Redirects and Rewrites

// middleware.ts
import { NextResponse } from "next/server";
import type { NextRequest } from "next/server";

export function middleware(request: NextRequest) {
  const { pathname } = request.nextUrl;

  // Redirect old URLs to new ones
  if (pathname === "/old-blog") {
    return NextResponse.redirect(new URL("/blog", request.url), 301);
  }

  // Rewrite URL (URL stays the same, but serves different content)
  if (pathname.startsWith("/api/v1/")) {
    const newPath = pathname.replace("/api/v1/", "/api/v2/");
    return NextResponse.rewrite(new URL(newPath, request.url));
  }

  // Geolocation-based routing
  const country = request.geo?.country || "US";
  if (pathname === "/" && country === "DE") {
    return NextResponse.rewrite(new URL("/de", request.url));
  }

  // A/B testing with cookies
  if (pathname === "/pricing") {
    const variant = request.cookies.get("ab-variant")?.value;
    if (!variant) {
      const newVariant = Math.random() < 0.5 ? "a" : "b";
      const response = NextResponse.rewrite(
        new URL(`/pricing/${newVariant}`, request.url)
      );
      response.cookies.set("ab-variant", newVariant, { maxAge: 86400 });
      return response;
    }
    return NextResponse.rewrite(new URL(`/pricing/${variant}`, request.url));
  }

  return NextResponse.next();
}

Rate Limiting

// Simple rate limiting with middleware
const rateLimit = new Map<string, { count: number; timestamp: number }>();

export function middleware(request: NextRequest) {
  if (request.nextUrl.pathname.startsWith("/api/")) {
    const ip = request.headers.get("x-forwarded-for") || "unknown";
    const now = Date.now();
    const windowMs = 60 * 1000; // 1 minute window
    const maxRequests = 100;

    const record = rateLimit.get(ip);
    if (record && now - record.timestamp < windowMs) {
      if (record.count >= maxRequests) {
        return NextResponse.json(
          { error: "Too many requests" },
          { status: 429 }
        );
      }
      record.count++;
    } else {
      rateLimit.set(ip, { count: 1, timestamp: now });
    }
  }

  return NextResponse.next();
}

Tip: Keep middleware lightweight since it runs on every matched request.

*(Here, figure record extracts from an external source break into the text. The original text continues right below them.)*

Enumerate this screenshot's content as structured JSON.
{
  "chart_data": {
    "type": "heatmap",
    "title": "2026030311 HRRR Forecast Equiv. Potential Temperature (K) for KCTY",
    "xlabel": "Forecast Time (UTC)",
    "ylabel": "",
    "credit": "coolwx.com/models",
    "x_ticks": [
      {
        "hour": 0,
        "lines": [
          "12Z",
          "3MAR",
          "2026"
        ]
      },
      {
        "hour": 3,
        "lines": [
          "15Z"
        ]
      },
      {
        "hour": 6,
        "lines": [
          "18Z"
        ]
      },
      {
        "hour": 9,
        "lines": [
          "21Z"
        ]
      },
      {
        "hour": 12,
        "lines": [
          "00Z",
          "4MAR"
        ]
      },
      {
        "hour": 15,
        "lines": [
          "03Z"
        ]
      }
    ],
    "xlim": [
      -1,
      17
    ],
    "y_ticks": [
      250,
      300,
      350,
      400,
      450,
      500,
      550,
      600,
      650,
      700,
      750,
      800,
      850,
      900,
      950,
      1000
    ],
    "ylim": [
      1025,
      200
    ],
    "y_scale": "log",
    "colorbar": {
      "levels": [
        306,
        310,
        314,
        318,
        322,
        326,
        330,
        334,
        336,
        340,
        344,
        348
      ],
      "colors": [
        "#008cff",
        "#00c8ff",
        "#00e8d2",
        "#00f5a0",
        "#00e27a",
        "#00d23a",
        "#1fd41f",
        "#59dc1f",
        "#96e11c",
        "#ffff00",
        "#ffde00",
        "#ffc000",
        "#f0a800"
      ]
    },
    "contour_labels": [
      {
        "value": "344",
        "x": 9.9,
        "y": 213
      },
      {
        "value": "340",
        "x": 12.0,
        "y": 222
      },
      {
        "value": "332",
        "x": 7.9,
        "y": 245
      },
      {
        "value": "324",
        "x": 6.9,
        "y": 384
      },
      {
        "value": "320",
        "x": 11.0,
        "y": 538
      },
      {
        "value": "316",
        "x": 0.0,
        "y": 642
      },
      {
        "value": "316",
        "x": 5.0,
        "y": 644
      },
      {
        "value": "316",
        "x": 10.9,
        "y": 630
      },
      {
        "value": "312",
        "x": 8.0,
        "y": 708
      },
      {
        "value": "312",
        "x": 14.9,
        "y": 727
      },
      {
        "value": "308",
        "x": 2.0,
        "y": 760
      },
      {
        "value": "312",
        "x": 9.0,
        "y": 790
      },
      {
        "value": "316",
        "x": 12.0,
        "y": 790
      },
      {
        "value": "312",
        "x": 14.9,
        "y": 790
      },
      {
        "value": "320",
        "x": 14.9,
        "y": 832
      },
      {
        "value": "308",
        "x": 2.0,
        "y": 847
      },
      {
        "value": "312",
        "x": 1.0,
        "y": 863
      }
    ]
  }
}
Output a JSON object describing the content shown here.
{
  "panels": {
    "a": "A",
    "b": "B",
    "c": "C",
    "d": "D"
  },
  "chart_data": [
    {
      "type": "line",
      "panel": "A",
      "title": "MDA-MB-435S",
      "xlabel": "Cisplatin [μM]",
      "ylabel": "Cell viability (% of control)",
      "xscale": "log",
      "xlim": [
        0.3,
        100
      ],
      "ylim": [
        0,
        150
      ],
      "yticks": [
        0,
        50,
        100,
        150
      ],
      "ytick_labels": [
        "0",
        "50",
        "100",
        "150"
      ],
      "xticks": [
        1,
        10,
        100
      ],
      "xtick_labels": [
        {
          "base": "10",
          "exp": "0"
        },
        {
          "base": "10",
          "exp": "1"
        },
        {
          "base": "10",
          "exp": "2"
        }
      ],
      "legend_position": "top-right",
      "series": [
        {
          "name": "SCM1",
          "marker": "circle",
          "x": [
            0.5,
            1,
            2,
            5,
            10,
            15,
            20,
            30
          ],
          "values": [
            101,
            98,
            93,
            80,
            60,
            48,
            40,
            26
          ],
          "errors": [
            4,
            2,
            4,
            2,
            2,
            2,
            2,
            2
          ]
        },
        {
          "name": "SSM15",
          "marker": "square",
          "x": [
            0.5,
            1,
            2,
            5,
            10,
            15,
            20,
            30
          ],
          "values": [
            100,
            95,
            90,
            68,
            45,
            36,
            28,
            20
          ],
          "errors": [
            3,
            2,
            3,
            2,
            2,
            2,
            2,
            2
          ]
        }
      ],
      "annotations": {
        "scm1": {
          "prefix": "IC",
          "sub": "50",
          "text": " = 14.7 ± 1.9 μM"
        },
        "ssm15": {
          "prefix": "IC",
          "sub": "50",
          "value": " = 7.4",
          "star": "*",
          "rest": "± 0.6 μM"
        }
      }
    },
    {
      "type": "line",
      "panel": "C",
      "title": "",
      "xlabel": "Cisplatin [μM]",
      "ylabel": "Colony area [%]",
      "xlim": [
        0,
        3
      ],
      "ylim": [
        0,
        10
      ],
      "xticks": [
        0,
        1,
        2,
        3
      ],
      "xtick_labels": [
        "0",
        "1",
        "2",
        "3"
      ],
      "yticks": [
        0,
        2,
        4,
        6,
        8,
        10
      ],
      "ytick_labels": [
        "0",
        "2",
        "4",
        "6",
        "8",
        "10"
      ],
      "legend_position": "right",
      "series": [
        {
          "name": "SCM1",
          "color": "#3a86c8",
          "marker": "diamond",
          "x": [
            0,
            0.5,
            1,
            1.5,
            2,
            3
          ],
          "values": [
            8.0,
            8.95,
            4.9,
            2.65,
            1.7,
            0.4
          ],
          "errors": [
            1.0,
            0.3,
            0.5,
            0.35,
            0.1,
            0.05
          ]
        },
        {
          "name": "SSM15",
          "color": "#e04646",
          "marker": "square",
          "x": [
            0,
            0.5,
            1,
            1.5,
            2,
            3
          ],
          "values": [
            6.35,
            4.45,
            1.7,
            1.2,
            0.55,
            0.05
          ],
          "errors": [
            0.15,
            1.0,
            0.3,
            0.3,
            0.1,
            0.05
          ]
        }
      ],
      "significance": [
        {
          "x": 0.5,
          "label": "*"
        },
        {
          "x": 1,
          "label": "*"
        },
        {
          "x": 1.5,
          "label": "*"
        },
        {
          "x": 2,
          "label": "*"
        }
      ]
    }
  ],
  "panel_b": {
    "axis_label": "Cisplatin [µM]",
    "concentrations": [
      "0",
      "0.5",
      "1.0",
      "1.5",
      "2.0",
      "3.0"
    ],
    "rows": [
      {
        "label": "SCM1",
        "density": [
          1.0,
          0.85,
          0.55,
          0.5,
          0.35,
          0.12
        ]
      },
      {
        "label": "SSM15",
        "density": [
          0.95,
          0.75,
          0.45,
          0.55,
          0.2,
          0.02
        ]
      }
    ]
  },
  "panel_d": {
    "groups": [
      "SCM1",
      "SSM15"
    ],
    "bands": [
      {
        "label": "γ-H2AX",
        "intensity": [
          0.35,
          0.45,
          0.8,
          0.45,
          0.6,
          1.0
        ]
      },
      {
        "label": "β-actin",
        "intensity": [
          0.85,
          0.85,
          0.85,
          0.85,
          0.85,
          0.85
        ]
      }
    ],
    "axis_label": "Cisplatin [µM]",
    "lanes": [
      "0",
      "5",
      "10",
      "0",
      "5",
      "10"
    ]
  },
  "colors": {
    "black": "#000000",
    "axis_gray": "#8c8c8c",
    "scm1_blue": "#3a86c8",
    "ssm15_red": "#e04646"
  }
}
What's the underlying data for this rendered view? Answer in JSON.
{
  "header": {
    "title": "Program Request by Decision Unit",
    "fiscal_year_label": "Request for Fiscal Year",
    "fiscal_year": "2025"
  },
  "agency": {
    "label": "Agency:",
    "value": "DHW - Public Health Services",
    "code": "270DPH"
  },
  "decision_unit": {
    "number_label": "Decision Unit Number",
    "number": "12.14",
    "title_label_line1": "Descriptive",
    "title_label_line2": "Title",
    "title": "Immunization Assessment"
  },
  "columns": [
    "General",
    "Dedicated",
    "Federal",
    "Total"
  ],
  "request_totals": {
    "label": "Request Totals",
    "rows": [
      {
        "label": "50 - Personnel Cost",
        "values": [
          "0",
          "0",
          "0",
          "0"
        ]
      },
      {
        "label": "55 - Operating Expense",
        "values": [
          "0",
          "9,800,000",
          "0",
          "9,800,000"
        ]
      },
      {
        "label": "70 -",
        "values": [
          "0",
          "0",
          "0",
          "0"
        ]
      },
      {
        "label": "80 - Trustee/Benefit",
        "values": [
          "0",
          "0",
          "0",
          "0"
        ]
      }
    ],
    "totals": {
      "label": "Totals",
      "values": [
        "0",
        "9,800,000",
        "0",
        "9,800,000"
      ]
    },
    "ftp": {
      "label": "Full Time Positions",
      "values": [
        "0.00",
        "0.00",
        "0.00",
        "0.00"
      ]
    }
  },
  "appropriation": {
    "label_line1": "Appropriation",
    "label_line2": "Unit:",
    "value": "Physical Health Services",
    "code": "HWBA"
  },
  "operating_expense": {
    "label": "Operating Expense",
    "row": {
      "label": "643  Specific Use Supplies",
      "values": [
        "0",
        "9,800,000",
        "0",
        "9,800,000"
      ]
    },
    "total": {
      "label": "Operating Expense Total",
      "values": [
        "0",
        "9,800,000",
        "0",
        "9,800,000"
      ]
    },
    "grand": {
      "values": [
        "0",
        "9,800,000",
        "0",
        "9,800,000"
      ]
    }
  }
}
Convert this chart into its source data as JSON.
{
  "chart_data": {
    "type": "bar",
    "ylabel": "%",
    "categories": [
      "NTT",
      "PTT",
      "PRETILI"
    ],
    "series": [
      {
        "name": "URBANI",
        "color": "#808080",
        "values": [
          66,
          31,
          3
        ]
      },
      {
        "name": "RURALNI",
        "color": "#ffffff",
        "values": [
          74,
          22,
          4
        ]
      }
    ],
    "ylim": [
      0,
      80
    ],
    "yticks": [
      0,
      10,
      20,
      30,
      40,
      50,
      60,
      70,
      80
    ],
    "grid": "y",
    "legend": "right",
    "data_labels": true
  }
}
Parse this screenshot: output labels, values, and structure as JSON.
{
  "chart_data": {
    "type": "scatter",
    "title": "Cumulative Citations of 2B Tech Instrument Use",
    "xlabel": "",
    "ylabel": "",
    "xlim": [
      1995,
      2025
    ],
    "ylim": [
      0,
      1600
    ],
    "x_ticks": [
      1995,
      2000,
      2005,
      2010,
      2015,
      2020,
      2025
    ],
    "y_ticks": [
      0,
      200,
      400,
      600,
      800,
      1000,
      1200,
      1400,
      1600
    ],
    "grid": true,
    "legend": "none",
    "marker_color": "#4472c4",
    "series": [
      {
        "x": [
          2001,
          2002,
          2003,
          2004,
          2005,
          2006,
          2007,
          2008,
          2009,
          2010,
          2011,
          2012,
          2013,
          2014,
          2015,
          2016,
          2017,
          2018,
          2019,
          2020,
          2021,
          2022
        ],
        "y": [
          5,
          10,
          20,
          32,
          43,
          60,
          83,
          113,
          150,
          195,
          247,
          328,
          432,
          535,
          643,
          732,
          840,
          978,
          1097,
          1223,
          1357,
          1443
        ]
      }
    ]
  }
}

The Edge Runtime has limitations — no Node.js APIs like fs or heavy npm packages. For complex logic, have middleware make a quick check (like reading a cookie) and defer heavy processing to API routes or Server Components.

Key Takeaways

• Middleware runs before requests are completed, enabling authentication, redirects, and header modification.
• It executes on the Edge Runtime for minimal latency, close to users globally.
• Use the config.matcher export to specify which paths middleware applies to.
• NextResponse.redirect changes the URL; NextResponse.rewrite serves different content at the same URL.
• Keep middleware lightweight — defer heavy processing to API routes or Server Components.